At 16-20 through 36 games, the Braves are scuffling, but everything seems to come a little easier when Ronald Acuña is back in the lineup. Atlanta’s 24-year-old phenom returned after missing five games Tuesday night, and it didn’t take him long to get acclimated.
Acuña led off the game with a single and then attempted to steal a base while Matt Olson was up, but the result was ball four. The Braves weren’t able to take advantage in the first inning, but later in the game, Acuña hit a hot shot to third, which resulted in the first run of the ball game. The play was eventually ruled an error; however, I felt it was one that could have gone either way.
Acuña wasn’t done just yet, though. In the eighth, he reached on a walk and stole his sixth base of the season before Marcell Ozuna came up with the biggest hit of the game — a two-run homer that went 421 feet down the left field line, stretching the Braves’ lead to three. Acuña also walked again in the ninth to load the bases, but the Braves couldn’t take advantage.

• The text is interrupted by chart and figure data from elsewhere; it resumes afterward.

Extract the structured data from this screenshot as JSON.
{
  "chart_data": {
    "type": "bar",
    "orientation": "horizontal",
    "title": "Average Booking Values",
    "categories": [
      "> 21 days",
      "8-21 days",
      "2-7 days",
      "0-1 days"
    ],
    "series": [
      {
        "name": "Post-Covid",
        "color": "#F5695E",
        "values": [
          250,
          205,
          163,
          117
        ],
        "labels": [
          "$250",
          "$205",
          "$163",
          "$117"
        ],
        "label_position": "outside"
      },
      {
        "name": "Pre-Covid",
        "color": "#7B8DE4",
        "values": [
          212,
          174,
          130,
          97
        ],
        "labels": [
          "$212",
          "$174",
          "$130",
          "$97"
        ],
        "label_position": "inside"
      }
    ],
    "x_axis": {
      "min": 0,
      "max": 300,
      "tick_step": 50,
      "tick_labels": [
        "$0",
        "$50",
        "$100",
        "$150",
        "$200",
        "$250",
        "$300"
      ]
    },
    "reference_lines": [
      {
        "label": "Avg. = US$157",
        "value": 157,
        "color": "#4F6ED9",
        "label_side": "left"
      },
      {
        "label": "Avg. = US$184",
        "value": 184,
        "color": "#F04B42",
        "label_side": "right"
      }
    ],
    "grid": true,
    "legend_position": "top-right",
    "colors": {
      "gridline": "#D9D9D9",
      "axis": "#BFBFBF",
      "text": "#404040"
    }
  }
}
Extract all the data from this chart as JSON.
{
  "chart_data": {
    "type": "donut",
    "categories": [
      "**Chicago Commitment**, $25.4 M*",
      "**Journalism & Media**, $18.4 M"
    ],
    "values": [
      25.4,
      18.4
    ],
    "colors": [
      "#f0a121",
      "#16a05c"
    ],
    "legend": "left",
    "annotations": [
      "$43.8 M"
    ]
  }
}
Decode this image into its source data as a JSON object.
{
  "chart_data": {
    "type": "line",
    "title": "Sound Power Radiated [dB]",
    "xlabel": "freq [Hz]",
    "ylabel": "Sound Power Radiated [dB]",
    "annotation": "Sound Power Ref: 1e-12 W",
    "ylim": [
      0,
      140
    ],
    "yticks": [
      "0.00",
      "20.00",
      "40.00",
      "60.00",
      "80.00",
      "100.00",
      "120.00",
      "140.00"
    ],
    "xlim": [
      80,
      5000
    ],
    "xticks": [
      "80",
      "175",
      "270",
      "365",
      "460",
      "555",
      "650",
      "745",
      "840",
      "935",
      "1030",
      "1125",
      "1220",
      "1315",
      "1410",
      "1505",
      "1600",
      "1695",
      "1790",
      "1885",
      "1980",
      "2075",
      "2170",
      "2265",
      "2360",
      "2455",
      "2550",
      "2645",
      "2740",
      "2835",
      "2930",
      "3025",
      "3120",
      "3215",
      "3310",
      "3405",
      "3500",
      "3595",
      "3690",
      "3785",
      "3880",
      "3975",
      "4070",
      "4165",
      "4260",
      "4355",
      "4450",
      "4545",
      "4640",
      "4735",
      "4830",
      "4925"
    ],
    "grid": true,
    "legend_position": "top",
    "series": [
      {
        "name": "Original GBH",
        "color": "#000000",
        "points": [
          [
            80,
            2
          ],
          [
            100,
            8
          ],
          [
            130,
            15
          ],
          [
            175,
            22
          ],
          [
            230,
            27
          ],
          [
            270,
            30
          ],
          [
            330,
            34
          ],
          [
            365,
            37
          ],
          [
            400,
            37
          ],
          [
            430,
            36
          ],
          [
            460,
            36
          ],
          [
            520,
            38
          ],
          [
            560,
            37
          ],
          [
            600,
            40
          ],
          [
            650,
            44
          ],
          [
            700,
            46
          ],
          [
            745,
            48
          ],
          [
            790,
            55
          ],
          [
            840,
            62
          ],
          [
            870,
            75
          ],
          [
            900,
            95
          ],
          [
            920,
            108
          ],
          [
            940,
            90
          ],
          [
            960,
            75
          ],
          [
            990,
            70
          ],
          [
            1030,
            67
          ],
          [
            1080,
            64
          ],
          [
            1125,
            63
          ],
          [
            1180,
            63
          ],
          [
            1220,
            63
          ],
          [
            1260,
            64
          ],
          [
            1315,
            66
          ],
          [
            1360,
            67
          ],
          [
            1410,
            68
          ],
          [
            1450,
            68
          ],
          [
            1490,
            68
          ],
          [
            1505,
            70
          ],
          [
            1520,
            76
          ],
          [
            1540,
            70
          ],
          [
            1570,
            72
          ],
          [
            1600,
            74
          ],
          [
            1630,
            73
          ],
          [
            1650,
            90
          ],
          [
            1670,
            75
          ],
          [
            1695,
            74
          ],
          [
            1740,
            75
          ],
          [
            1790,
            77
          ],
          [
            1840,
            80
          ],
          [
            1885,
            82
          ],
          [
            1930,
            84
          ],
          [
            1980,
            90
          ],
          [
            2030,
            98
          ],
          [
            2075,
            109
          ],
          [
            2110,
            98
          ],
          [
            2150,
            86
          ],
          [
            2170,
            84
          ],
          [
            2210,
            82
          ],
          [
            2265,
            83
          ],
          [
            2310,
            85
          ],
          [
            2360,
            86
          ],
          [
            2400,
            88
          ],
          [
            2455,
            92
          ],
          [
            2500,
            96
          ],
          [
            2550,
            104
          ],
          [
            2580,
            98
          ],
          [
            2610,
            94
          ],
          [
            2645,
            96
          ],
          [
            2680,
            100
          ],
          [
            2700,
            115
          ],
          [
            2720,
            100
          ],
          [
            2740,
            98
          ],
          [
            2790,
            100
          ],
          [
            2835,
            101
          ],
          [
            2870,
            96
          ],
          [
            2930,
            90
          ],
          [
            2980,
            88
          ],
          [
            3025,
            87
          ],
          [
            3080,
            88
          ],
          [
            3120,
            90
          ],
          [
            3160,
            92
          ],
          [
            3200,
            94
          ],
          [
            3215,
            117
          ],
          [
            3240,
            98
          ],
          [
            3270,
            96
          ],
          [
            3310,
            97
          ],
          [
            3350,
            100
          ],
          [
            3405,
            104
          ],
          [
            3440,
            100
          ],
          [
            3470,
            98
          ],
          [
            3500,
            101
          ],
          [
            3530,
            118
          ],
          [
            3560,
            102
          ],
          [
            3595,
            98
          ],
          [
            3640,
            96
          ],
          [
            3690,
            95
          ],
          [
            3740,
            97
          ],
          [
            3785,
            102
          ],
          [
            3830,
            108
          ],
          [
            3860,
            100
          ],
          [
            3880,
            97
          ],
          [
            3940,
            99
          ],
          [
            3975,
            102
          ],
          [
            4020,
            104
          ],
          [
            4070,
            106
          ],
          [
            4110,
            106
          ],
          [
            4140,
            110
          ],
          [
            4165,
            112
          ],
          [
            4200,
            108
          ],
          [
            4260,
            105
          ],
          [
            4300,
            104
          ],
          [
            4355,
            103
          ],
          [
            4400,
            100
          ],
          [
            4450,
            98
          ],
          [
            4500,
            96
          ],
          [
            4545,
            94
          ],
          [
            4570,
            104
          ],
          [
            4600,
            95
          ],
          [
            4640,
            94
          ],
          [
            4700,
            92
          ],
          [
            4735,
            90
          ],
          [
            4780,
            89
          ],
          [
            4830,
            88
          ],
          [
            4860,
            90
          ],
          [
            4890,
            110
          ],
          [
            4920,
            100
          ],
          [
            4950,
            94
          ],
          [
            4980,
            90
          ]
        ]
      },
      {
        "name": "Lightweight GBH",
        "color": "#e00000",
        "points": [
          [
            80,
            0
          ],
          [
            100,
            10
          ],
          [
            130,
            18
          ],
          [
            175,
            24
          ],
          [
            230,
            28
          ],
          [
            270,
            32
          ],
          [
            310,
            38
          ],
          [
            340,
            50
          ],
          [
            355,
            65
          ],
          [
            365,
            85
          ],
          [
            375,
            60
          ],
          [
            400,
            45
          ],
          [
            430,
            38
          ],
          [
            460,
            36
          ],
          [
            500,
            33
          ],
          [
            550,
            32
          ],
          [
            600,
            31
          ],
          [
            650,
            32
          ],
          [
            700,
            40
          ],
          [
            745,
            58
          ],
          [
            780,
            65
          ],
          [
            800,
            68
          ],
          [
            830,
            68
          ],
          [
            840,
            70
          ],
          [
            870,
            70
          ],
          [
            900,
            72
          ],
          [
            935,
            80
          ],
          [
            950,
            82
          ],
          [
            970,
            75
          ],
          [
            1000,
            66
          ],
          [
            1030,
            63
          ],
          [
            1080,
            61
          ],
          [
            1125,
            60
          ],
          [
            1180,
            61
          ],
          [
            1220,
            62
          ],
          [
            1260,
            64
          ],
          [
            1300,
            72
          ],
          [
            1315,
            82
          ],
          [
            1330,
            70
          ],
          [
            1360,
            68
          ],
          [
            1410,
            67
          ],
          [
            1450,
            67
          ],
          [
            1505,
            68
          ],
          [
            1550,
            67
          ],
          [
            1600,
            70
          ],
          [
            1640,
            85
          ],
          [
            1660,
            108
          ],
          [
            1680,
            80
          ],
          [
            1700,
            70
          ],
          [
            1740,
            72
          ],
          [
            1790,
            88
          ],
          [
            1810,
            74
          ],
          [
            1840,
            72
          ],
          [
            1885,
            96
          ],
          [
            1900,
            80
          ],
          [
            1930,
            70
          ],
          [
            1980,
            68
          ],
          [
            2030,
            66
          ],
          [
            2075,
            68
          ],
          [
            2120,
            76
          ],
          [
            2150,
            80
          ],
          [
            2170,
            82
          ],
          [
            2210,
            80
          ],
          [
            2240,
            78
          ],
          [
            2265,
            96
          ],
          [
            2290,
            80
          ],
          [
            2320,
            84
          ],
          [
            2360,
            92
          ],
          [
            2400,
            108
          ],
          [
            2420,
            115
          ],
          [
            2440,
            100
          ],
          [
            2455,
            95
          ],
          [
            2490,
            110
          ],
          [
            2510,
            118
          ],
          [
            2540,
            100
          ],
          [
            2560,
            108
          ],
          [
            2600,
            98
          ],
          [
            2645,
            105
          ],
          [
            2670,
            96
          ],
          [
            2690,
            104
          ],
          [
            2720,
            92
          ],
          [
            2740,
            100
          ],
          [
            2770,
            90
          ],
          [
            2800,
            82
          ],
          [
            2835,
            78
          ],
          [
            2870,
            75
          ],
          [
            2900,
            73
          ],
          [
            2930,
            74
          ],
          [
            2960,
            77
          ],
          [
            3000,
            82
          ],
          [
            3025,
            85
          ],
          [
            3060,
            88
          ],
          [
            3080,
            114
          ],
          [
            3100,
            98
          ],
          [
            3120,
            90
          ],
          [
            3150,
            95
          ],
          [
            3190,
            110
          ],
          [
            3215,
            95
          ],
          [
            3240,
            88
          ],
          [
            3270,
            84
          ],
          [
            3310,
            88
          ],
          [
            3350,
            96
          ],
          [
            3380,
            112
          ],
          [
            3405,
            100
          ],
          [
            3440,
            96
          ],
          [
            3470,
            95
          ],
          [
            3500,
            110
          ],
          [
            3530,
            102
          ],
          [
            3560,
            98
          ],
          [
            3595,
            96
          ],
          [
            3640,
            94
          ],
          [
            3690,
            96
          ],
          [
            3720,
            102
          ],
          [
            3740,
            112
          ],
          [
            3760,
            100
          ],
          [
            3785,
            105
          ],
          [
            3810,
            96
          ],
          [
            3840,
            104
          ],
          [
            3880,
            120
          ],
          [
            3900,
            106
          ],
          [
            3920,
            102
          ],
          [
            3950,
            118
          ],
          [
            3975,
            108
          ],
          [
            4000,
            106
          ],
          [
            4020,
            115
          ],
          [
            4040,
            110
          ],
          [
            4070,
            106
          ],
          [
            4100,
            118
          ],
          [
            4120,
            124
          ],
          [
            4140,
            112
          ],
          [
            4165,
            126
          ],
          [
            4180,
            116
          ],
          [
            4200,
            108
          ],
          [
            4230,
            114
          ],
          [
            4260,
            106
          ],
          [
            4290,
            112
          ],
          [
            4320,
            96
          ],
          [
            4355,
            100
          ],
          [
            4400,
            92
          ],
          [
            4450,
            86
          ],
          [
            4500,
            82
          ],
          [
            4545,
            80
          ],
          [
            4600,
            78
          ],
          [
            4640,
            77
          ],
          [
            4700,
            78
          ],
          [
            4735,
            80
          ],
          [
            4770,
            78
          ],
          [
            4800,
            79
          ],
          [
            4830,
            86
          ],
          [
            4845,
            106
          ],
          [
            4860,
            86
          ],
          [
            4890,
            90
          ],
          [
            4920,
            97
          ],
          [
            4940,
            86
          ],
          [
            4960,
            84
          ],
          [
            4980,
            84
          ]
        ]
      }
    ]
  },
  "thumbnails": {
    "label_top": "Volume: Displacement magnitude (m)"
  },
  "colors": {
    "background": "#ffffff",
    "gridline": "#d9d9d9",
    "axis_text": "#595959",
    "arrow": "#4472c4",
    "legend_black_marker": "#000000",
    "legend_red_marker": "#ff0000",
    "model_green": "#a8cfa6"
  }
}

It was a lead Atlanta was able to hold because, as a team, they shut out the Brewers. Tucker Davidson looked spectacular for most of the night, tossing five scoreless innings of three-hit ball in his first game back after a stint in Gwinnett. There were several moments when he appeared to lose his control, but every time he got into trouble, he was able to make the critical pitches and find his way out of it. Given the Braves’ current situation, there’s no reason Davidson shouldn’t get another opportunity five days from now.
It was the same story for the Braves’ bullpen as well. The Brewers brought the go-ahead run to the plate in the seventh and eighth innings, but to no avail. In the seventh, A.J. Minter came up with a strikeout with a runner on third, and in the eighth, it was Will Smith forcing a groundout with the bases load. The ninth belonged to Kenley Jansen, who shut the door for his ninth save of the season.